Badsha discovered his love of politics through his father, being raised in a house where activists came to meet. He had dreams of studying art abroad, but in 1965 was denied a passport by the government. Nevertheless, he continued to create, and that same year one of his woodcuts won the first of many awards. As a man well known for his doggedness, veracity, and humanity, Badsha refused to exhibit his drawings and paintings in segregated galleries. When he joined the trade union movement he turned his eye to photography. Badsha’s first book of photographs, Letter to Farzanah, was banned after release. Now freely accessible, his book depicts the lives of South African children of all races and backgrounds during apartheid. “We came out of a society where our history was actually erased, totally, not recognised,” he says. “But we turned it around during the anti-apartheid struggle.”
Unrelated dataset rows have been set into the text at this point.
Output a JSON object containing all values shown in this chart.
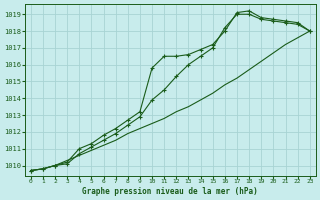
{
  "title": "Graphe pression niveau de la mer (hPa)",
  "background_color": "#c8ecec",
  "grid_color": "#a8d4d4",
  "line_color": "#1a5c1a",
  "xlim": [
    -0.5,
    23.5
  ],
  "ylim": [
    1009.4,
    1019.6
  ],
  "yticks": [
    1010,
    1011,
    1012,
    1013,
    1014,
    1015,
    1016,
    1017,
    1018,
    1019
  ],
  "xticks": [
    0,
    1,
    2,
    3,
    4,
    5,
    6,
    7,
    8,
    9,
    10,
    11,
    12,
    13,
    14,
    15,
    16,
    17,
    18,
    19,
    20,
    21,
    22,
    23
  ],
  "series": [
    {
      "x": [
        0,
        1,
        2,
        3,
        4,
        5,
        6,
        7,
        8,
        9,
        10,
        11,
        12,
        13,
        14,
        15,
        16,
        17,
        18,
        19,
        20,
        21,
        22,
        23
      ],
      "y": [
        1009.7,
        1009.8,
        1010.0,
        1010.3,
        1010.6,
        1010.9,
        1011.2,
        1011.5,
        1011.9,
        1012.2,
        1012.5,
        1012.8,
        1013.2,
        1013.5,
        1013.9,
        1014.3,
        1014.8,
        1015.2,
        1015.7,
        1016.2,
        1016.7,
        1017.2,
        1017.6,
        1018.0
      ],
      "marker": "D",
      "markersize": 2.5,
      "linewidth": 0.8,
      "has_markers": false
    },
    {
      "x": [
        0,
        1,
        2,
        3,
        4,
        5,
        6,
        7,
        8,
        9,
        10,
        11,
        12,
        13,
        14,
        15,
        16,
        17,
        18,
        19,
        20,
        21,
        22,
        23
      ],
      "y": [
        1009.7,
        1009.8,
        1010.0,
        1010.2,
        1011.0,
        1011.3,
        1011.8,
        1012.2,
        1012.7,
        1013.2,
        1015.8,
        1016.5,
        1016.5,
        1016.6,
        1016.9,
        1017.2,
        1018.0,
        1019.1,
        1019.2,
        1018.8,
        1018.7,
        1018.6,
        1018.5,
        1018.0
      ],
      "marker": "D",
      "markersize": 2.5,
      "linewidth": 0.8,
      "has_markers": true
    },
    {
      "x": [
        0,
        1,
        2,
        3,
        4,
        5,
        6,
        7,
        8,
        9,
        10,
        11,
        12,
        13,
        14,
        15,
        16,
        17,
        18,
        19,
        20,
        21,
        22,
        23
      ],
      "y": [
        1009.7,
        1009.8,
        1010.0,
        1010.1,
        1010.7,
        1011.1,
        1011.5,
        1011.9,
        1012.4,
        1012.9,
        1013.9,
        1014.5,
        1015.3,
        1016.0,
        1016.5,
        1017.0,
        1018.2,
        1019.0,
        1019.0,
        1018.7,
        1018.6,
        1018.5,
        1018.4,
        1018.0
      ],
      "marker": "D",
      "markersize": 2.5,
      "linewidth": 0.8,
      "has_markers": true
    }
  ]
}
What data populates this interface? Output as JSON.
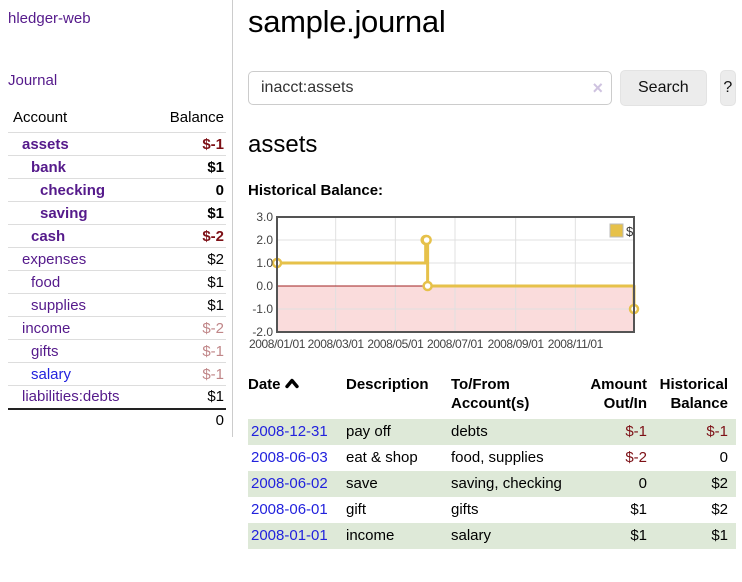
{
  "app": {
    "brand": "hledger-web",
    "nav_journal": "Journal"
  },
  "sidebar": {
    "accounts_header": {
      "account": "Account",
      "balance": "Balance"
    },
    "accounts": [
      {
        "name": "assets",
        "depth": 1,
        "balance": "$-1",
        "bold": true,
        "balance_color": "neg"
      },
      {
        "name": "bank",
        "depth": 2,
        "balance": "$1",
        "bold": true,
        "balance_color": "pos"
      },
      {
        "name": "checking",
        "depth": 3,
        "balance": "0",
        "bold": true,
        "balance_color": "pos"
      },
      {
        "name": "saving",
        "depth": 3,
        "balance": "$1",
        "bold": true,
        "balance_color": "pos"
      },
      {
        "name": "cash",
        "depth": 2,
        "balance": "$-2",
        "bold": true,
        "balance_color": "neg"
      },
      {
        "name": "expenses",
        "depth": 1,
        "balance": "$2",
        "bold": false,
        "balance_color": "pos"
      },
      {
        "name": "food",
        "depth": 2,
        "balance": "$1",
        "bold": false,
        "balance_color": "pos"
      },
      {
        "name": "supplies",
        "depth": 2,
        "balance": "$1",
        "bold": false,
        "balance_color": "pos"
      },
      {
        "name": "income",
        "depth": 1,
        "balance": "$-2",
        "bold": false,
        "balance_color": "neg-light"
      },
      {
        "name": "gifts",
        "depth": 2,
        "balance": "$-1",
        "bold": false,
        "balance_color": "neg-light"
      },
      {
        "name": "salary",
        "depth": 2,
        "balance": "$-1",
        "bold": false,
        "balance_color": "neg-light",
        "link_color": "blue"
      },
      {
        "name": "liabilities:debts",
        "depth": 1,
        "balance": "$1",
        "bold": false,
        "balance_color": "pos"
      }
    ],
    "total": "0"
  },
  "header": {
    "title": "sample.journal"
  },
  "search": {
    "value": "inacct:assets",
    "clear_icon": "×",
    "button": "Search",
    "help_button": "?"
  },
  "account_page": {
    "title": "assets",
    "chart_label": "Historical Balance:"
  },
  "chart_data": {
    "type": "line",
    "style": "step",
    "title": "Historical Balance",
    "legend": "$",
    "legend_position": "top-right",
    "grid": true,
    "ylim": [
      -2,
      3
    ],
    "yticks": [
      3.0,
      2.0,
      1.0,
      0.0,
      -1.0,
      -2.0
    ],
    "ytick_labels": [
      "3.0",
      "2.0",
      "1.0",
      "0.0",
      "-1.0",
      "-2.0"
    ],
    "x_range_days": [
      0,
      365
    ],
    "xticks": [
      {
        "label": "2008/01/01",
        "day": 0
      },
      {
        "label": "2008/03/01",
        "day": 60
      },
      {
        "label": "2008/05/01",
        "day": 121
      },
      {
        "label": "2008/07/01",
        "day": 182
      },
      {
        "label": "2008/09/01",
        "day": 244
      },
      {
        "label": "2008/11/01",
        "day": 305
      }
    ],
    "series": [
      {
        "name": "$",
        "color": "#E6C14A",
        "points": [
          {
            "date": "2008-01-01",
            "day": 0,
            "value": 1
          },
          {
            "date": "2008-06-01",
            "day": 152,
            "value": 2
          },
          {
            "date": "2008-06-02",
            "day": 153,
            "value": 2
          },
          {
            "date": "2008-06-03",
            "day": 154,
            "value": 0
          },
          {
            "date": "2008-12-31",
            "day": 365,
            "value": -1
          }
        ]
      }
    ],
    "colors": {
      "negative_region": "#fadcdc",
      "zero_line": "#a02222",
      "grid": "#e0e0e0",
      "border": "#545454",
      "marker_fill": "#ffffff"
    }
  },
  "register": {
    "columns": {
      "date": "Date",
      "description": "Description",
      "accounts": "To/From Account(s)",
      "amount": "Amount Out/In",
      "balance": "Historical Balance"
    },
    "rows": [
      {
        "date": "2008-12-31",
        "description": "pay off",
        "accounts": "debts",
        "amount": "$-1",
        "amount_color": "neg",
        "balance": "$-1",
        "balance_color": "neg",
        "shaded": true
      },
      {
        "date": "2008-06-03",
        "description": "eat & shop",
        "accounts": "food, supplies",
        "amount": "$-2",
        "amount_color": "neg",
        "balance": "0",
        "balance_color": "pos",
        "shaded": false
      },
      {
        "date": "2008-06-02",
        "description": "save",
        "accounts": "saving, checking",
        "amount": "0",
        "amount_color": "pos",
        "balance": "$2",
        "balance_color": "pos",
        "shaded": true
      },
      {
        "date": "2008-06-01",
        "description": "gift",
        "accounts": "gifts",
        "amount": "$1",
        "amount_color": "pos",
        "balance": "$2",
        "balance_color": "pos",
        "shaded": false
      },
      {
        "date": "2008-01-01",
        "description": "income",
        "accounts": "salary",
        "amount": "$1",
        "amount_color": "pos",
        "balance": "$1",
        "balance_color": "pos",
        "shaded": true
      }
    ]
  }
}
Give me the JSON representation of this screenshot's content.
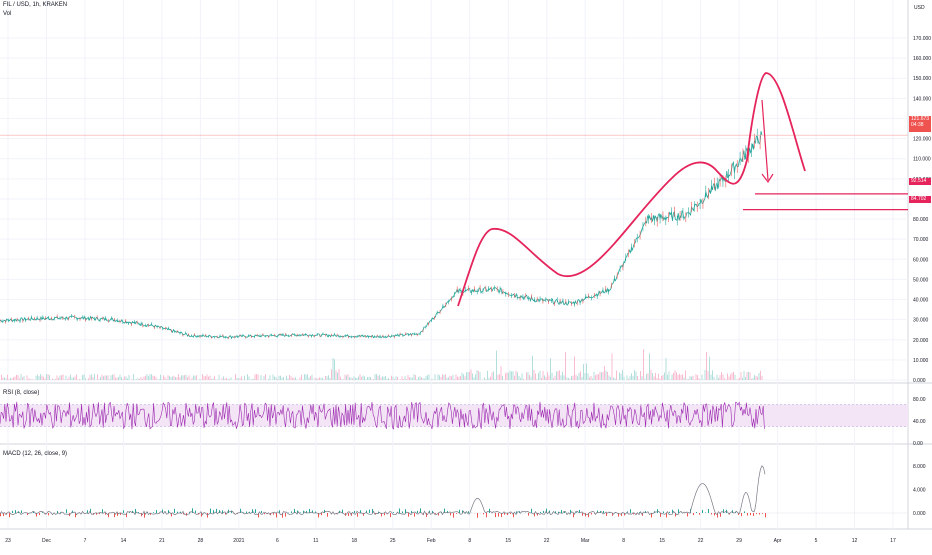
{
  "header": {
    "symbol_line": "FIL / USD, 1h, KRAKEN",
    "volume_label": "Vol",
    "currency": "USD"
  },
  "price_axis": {
    "ticks": [
      "170.000",
      "160.000",
      "150.000",
      "140.000",
      "130.000",
      "120.000",
      "110.000",
      "100.000",
      "90.000",
      "80.000",
      "70.000",
      "60.000",
      "50.000",
      "40.000",
      "30.000",
      "20.000",
      "10.000",
      "0.000"
    ]
  },
  "price_badges": {
    "last_price": "121.673",
    "countdown": "04:38",
    "level_upper": "92.514",
    "level_lower": "84.702"
  },
  "rsi": {
    "label": "RSI (8, close)",
    "ticks": [
      "80.00",
      "40.00",
      "0.00"
    ]
  },
  "macd": {
    "label": "MACD (12, 26, close, 9)",
    "ticks": [
      "8.000",
      "4.000",
      "0.000"
    ]
  },
  "time_axis": {
    "ticks": [
      "23",
      "Dec",
      "7",
      "14",
      "21",
      "28",
      "2021",
      "6",
      "11",
      "18",
      "25",
      "Feb",
      "8",
      "15",
      "22",
      "Mar",
      "8",
      "15",
      "22",
      "29",
      "Apr",
      "5",
      "12",
      "17"
    ]
  },
  "colors": {
    "up": "#26a69a",
    "down": "#ef5350",
    "drawing": "#e5245b",
    "rsi_line": "#9c27b0",
    "rsi_band": "#f3e5f5",
    "macd_line": "#787b86",
    "price_line": "#f7a9a8"
  },
  "chart_data": {
    "type": "line",
    "title": "FIL / USD, 1h, KRAKEN",
    "x": [
      "23",
      "Dec",
      "7",
      "14",
      "21",
      "28",
      "2021",
      "6",
      "11",
      "18",
      "25",
      "Feb",
      "8",
      "15",
      "22",
      "Mar",
      "8",
      "15",
      "22",
      "29",
      "Apr"
    ],
    "series": [
      {
        "name": "FIL / USD",
        "values": [
          29.5,
          30.5,
          31,
          30,
          27,
          22,
          21.5,
          22,
          22.5,
          22,
          21.5,
          23,
          44,
          45,
          40,
          38,
          45,
          80,
          82,
          100,
          121.7
        ]
      }
    ],
    "ylim": [
      0,
      175
    ],
    "ylabel": "USD",
    "annotations": {
      "horizontal_levels": [
        92.514,
        84.702
      ],
      "pattern": "hand-drawn head and shoulders outline with down arrow"
    }
  }
}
Badsha’s extensive photographic work has been exhibited globally, and it’s his emotive images of ordinary people that illustrate the heart behind his activism. In the 1990s, Badsha was finally given his first passport. It was only valid for three months, but the freedom he fought for came soon after as South Africa held its first democratic elections on 27 April 1994. He then founded South African History Online, a non-profit project dedicated to preserving an open history of our country. It’s the largest website of its kind in Africa, and has a virtual classroom to help teach children. In 2017, Badsha was awarded an honorary doctorate by Stellenbosch University. His work serves as a reminder that the pain of our past is not to be forgotten. Instead, it is the key to our future, and our freedom.